Speaking of driving, I would expect almost everyone in Florida to drive a Tesla solely due to Dog Mode (my dream from 2003). A parked car heats up very quickly indeed. A golden retriever on the beach heats up and times out sooner than the kids in the water and needs to be put into an air-conditioned environment. Even for those without dogs, it would be a lot more comfortable on a day spent running errands to leave the car’s climate system going during all of the stops.
Mask usage among adults was actually higher among Floridians in August than it had been back in the Boston area, perhaps due to summer being a peak COVID-19 time in Florida and a COVID-19 lull for New England (at least in 2020 and most of summer 2021). There is a lot less anxiety around COVID-19, however, especially among children. The Florida children we’ve met are not afraid to approach other children, adults, etc., and don’t hurry to put on masks.
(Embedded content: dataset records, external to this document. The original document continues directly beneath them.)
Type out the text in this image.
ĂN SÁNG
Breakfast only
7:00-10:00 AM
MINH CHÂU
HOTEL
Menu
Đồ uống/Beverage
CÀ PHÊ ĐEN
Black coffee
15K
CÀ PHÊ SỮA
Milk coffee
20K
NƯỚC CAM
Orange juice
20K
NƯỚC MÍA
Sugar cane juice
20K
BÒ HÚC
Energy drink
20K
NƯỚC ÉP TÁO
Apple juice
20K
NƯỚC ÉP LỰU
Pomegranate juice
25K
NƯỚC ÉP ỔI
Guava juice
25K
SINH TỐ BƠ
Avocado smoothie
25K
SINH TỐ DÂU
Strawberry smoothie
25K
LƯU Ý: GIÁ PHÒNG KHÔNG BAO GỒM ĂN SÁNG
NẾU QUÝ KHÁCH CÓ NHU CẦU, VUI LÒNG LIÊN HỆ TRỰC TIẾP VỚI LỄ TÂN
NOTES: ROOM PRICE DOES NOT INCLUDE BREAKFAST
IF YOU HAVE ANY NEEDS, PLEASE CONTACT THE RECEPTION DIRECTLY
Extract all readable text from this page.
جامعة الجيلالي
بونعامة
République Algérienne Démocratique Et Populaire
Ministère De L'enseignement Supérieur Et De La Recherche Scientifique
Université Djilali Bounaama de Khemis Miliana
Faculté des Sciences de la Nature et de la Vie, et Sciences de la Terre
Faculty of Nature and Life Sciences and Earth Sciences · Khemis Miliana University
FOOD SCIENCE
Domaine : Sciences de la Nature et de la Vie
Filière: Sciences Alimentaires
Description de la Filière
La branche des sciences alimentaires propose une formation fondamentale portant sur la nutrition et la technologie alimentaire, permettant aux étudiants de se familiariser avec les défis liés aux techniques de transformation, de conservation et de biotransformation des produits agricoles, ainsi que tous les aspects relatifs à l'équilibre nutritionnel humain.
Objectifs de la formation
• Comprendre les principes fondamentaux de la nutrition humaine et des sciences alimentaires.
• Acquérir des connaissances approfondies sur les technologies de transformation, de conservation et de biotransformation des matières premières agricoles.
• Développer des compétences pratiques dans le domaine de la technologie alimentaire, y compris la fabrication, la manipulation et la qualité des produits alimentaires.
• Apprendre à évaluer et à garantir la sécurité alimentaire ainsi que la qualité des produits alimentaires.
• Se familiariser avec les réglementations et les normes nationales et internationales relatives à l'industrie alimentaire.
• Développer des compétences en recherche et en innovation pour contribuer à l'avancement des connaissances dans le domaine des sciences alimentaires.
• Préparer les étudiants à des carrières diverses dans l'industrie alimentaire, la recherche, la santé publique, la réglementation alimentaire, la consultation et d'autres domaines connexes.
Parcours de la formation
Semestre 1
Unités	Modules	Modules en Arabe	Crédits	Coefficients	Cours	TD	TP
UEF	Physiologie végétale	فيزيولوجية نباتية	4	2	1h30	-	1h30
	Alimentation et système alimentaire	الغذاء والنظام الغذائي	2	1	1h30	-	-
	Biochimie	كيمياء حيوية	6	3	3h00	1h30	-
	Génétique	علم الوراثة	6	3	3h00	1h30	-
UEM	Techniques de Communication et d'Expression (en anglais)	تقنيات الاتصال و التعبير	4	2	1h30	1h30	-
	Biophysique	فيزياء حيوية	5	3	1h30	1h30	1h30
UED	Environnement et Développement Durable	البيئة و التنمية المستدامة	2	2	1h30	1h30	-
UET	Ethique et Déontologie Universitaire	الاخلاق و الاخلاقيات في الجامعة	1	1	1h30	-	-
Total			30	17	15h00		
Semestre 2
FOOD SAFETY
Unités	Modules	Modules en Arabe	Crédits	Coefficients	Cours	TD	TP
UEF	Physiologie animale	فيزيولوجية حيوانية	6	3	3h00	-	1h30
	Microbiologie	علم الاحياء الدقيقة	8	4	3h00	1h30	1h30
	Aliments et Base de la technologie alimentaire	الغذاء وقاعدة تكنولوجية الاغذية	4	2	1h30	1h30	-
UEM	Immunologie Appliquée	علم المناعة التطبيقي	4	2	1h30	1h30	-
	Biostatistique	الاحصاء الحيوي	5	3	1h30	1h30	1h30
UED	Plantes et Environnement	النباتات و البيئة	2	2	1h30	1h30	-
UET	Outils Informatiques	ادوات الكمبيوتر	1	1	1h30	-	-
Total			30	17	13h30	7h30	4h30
Back in Maskachusetts, my friend’s kids are literally terrified to go into another family’s house, will rush to yank their chin diapers up over their nose and mouth when a non-family member approaches, etc. (This is true even after everyone eligible has been vaccinated.) Children aged 3-5 in our old town display what would have been called a panic response (back in 2019) if you ride a bike within 15-20′ of them (i.e., ride by on the street while they’re in the driveway). By the standards that prevailed in 2019, children in Florida enjoy much better mental health than children in Massachusetts.
In Cambridge, MA, a Comcast Xfinity coax cable delivers, depending on what the neighbors are doing, 200 mbps down and 5 mbps up, plus TV, for $200/month. In Jupiter, AT&T fiber delivers 1 Gbps up and down, plus TV, for $60/month (i.e., 200X faster upload for one third the price, though I think we may be getting a small discount for being part of this apartment complex).
People are far friendlier than in Massachusetts. Nobody says what they rationally should say: “go back to where you came from so that you don’t bid up rents and real estate prices and clog up the highway with your minivan and that Tesla that might show up in 2023 if you order it now.” Instead, the locals say “welcome” and try to help us enjoy everything that they’re enjoying about the area.
I’m not 100% sure that we made the right decision with Abacoa. It’s great if you want to walk to work at Max Planck Institute, Scripps, or the Florida Atlantic University campus here. There are a lot of people to meet, restaurants to visit, etc. It is not super expensive ($2000 to $3000/month for an apartment) and therefore there are a lot of young people, even before factoring in the 200 who live in the FAU dorms. The landscaping and architecture are appealing when walking around. But this neighborhood is a 15-minute drive to the beach and maybe it would be better to live a car-dependent lifestyle in a house that is only a few minutes walk from a dogs-welcome beach. Not so great when the hurricane and storm surge hits, of course!
My quintessential Florida experience thus far has been hearing Mindy the Crippler drinking from her water bowl in the kitchen of our apartment in a massive concrete building while simultaneously seeing her sleeping in the living room. It turned out that a lizard had entered the apartment and taken up residence in the golden retriever’s water bowl:
(I covered the bowl with a Chinet plate, carried the combined system out the front door, and dumped water+lizard into the bushes.)